The board will return to the issue at its meeting on January 3. Gaer has a 24-year-old daughter who suffers from intractable epilepsy and is currently taking four different anticonvulsant drugs, including one that’s imported from France and isn’t approved for use by the Food and Drug Administration. “So, FDA approval doesn’t mean a ton to me at this point,” Gaer said. “All of her meds she’s been on have not been approved for use in children and she started on them as a child. We’re out of options for medications to try with her, so we would like to try the cannabidiol oil and whatever else might help her.”

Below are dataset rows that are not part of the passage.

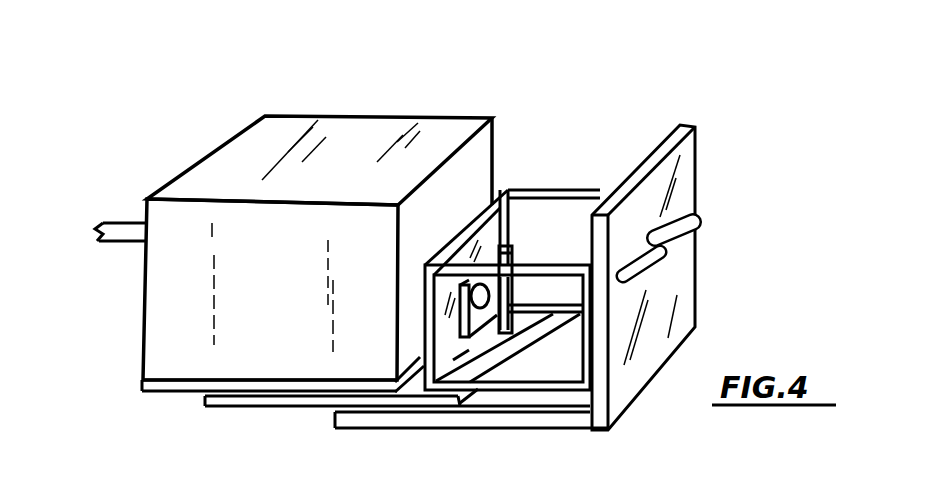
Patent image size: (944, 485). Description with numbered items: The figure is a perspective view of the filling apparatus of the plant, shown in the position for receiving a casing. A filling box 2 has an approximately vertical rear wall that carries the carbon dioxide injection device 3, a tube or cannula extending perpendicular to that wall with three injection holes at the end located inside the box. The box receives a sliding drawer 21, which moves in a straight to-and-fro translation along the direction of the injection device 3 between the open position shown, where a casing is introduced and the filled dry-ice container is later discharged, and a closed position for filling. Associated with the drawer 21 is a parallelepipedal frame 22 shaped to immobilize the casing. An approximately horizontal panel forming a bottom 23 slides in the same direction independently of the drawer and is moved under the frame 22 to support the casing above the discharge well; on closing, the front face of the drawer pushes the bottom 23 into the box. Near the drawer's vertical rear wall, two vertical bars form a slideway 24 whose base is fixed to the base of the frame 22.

The filling box 2 is at (367, 100).
The carbon dioxide injection device 3 is at (103, 203).
The sliding drawer 21 is at (592, 247).
The frame 22 is at (528, 190).
The bottom panel 23 is at (282, 400).
The slideway bars 24 is at (505, 262).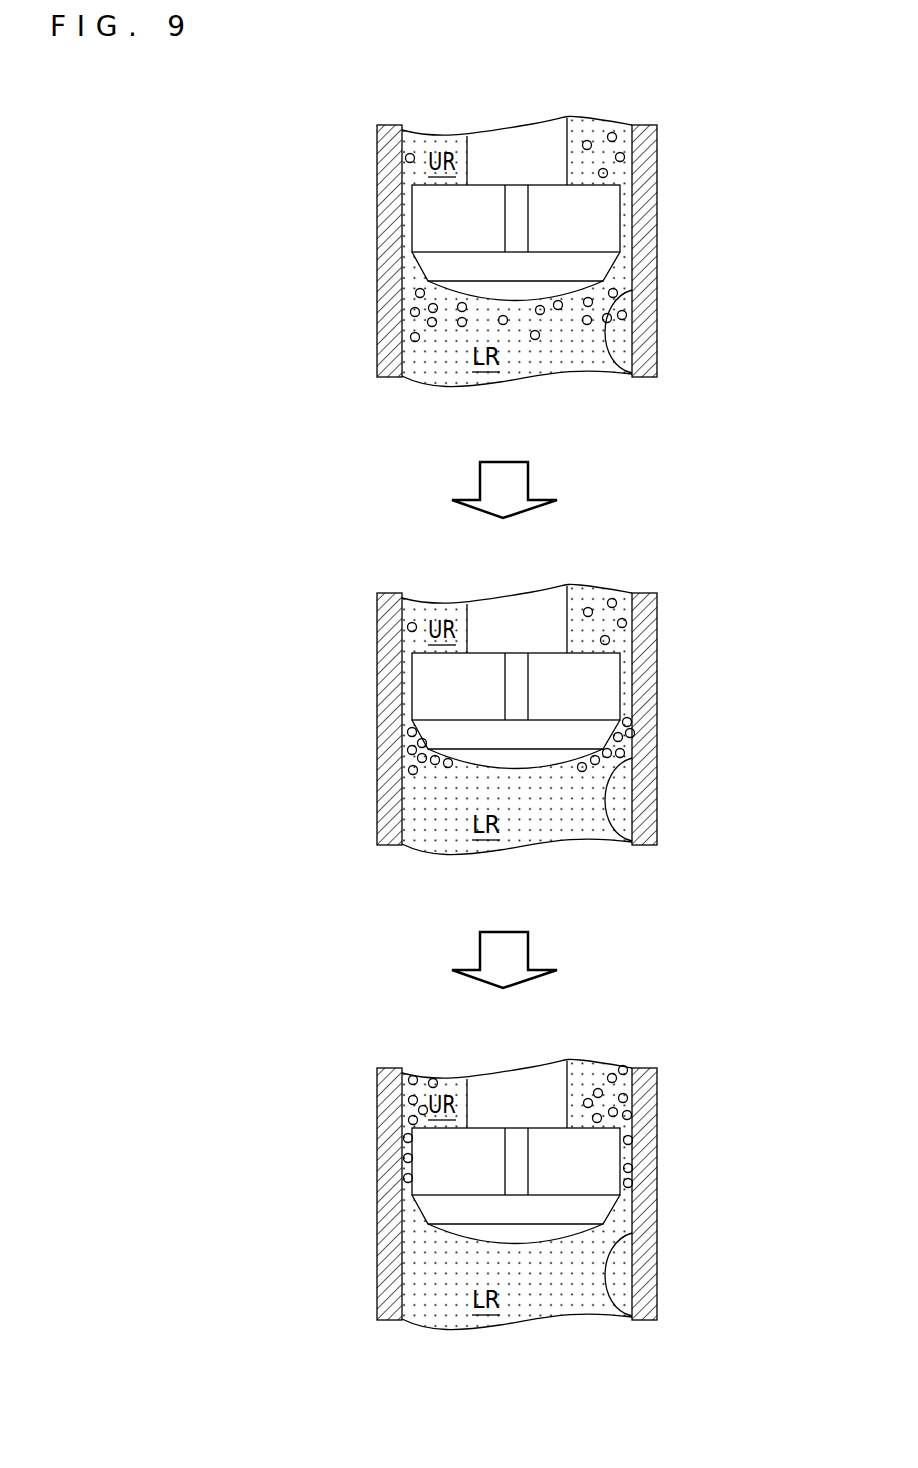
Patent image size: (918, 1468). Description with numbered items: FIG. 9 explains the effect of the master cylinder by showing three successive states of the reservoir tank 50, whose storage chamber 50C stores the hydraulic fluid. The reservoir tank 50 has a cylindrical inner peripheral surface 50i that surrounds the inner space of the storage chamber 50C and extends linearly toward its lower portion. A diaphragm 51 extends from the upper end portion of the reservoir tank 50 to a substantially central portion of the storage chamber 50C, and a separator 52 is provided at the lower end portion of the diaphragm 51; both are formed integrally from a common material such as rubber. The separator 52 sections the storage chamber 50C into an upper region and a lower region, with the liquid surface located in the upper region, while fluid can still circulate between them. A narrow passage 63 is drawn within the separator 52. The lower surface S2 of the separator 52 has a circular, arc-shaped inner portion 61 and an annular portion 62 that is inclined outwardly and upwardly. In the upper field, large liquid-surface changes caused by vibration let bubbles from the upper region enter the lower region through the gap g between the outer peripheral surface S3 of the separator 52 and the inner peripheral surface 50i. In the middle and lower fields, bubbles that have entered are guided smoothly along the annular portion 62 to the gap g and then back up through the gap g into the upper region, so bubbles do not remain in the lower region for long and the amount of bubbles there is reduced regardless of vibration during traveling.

Gaer helped lead the lobbying effort earlier this year that resulted in Governor Branstad signing a bill decriminalizing possession of cannabis oil as treatment for chronic epilepsy. But, Gaer notes most states where cannabis oil can be legally purchased also restrict sales to residents of that state. In addition, the ID cards that will protect epileptic patients in Iowa from prosecution if they’re caught with cannabis oil won’t be issued until January 30.
“I’m frustrated with the bill because in the final hours, everything was kind of sliced and diced out of it,” Gaer said. “The reciprocity for hurting Iowans who are refugees in Colorado…they can’t bring their loved ones home (to Iowa) to see their family and bring their medication with their children. That’s frustrating to me too.” Gaer and other parents of children with severe forms of epilepsy have been asking state lawmakers to allow marijuana to be grown here, so cannabis oil can be produced and purchased in Iowa.
Dale Woolery, Associate Director of the Iowa Office of Drug Control Policy, praised the cautious approach of the pharmacy board. “It’s not an easy thing. It tells us how difficult this issue really is,” Woolery said. “We don’t believe moving marijuana out of Schedule One is required to do some of the things that are being talked about, (such as) research and CBD (cannabidiol) access. It’s been demonstrated that can happen with marijuana as a Schedule One.”
While the pharmacy board recommended in 2010 that lawmakers reclassify marijuana, the legislature has not taken any action on the matter.